Not really. Sure it might help, but ultimately schools are looking for the students that will fit best within that school. The number of kids with ‘contacts’ is never going to be enough that you will be denied a place over the kid whose mom works in human resources. Schools recognize that most students don’t have much connection with colleges, hence the lengthy application process so they can get to know you.
Obviously you don’t want to make a nuisance of yourself. However, if you have specific questions regarding the universities you are applying to (that aren’t answered on the university’s website,) why not contact their admissions office and ask? The caveat here is that you ask politely, and do not call every day. Being “one of those” students can actually hurt your chances of admission, as admissions officers don’t want problem students or parents. If in doubt, ask your guidance counselor to reach out. Questions to Ask Admissions Offices
1. How many applications do you expect to receive, and how many students will be offered admission? 2. How much weight is given to the essay as part of the whole application? 3. How many people evaluate each application? 4. What kind of rubrics are used? Admissions officers should have no problem answering these questions for you. It always shocks me as I work with students how little they take advantage of this resource.

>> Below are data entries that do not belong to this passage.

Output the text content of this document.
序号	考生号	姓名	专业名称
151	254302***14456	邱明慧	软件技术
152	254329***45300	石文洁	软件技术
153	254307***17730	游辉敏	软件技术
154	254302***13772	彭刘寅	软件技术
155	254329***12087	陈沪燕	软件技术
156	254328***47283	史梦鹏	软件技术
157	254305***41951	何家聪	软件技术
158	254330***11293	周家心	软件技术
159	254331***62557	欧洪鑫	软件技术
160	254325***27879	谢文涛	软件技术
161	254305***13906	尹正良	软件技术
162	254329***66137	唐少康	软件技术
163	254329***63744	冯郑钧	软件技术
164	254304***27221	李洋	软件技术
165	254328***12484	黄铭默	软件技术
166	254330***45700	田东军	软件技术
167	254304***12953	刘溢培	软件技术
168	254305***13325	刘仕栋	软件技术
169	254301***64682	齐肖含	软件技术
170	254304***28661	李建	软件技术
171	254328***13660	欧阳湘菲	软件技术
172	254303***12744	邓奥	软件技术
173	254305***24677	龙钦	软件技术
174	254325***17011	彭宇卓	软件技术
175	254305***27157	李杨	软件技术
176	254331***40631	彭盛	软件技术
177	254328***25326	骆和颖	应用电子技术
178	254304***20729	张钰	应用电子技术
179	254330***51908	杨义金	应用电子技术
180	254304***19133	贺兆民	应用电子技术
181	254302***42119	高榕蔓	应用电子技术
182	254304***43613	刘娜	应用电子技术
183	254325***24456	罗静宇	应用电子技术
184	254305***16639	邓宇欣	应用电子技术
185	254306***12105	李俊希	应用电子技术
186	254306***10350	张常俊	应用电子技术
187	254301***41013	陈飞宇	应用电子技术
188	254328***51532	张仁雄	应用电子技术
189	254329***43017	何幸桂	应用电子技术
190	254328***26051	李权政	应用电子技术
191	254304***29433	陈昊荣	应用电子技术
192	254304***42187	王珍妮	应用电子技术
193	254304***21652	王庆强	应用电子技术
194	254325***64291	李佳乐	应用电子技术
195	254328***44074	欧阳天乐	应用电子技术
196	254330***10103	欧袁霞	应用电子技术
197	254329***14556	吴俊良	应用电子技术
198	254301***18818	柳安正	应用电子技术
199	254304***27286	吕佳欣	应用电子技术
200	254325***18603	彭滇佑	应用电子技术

Demonstrated interest is the term used today when referring to campus contact. While some schools will log and make note of any email, phone, mail, or in person visits and take that as a sign of interest; other schools don’t care or take the time to track those contacts. Those schools who care about your interaction with their campus do so because they see it as a way of determining how likely you are to enroll, should you be offered admission. Schools would much rather enroll students who sincerely want to be there, than those who are “phantom apps”, meaning they have never heard of the student until the application is submitted. While there is no magic number of contacts, make sure you don’t over do it and become a pest.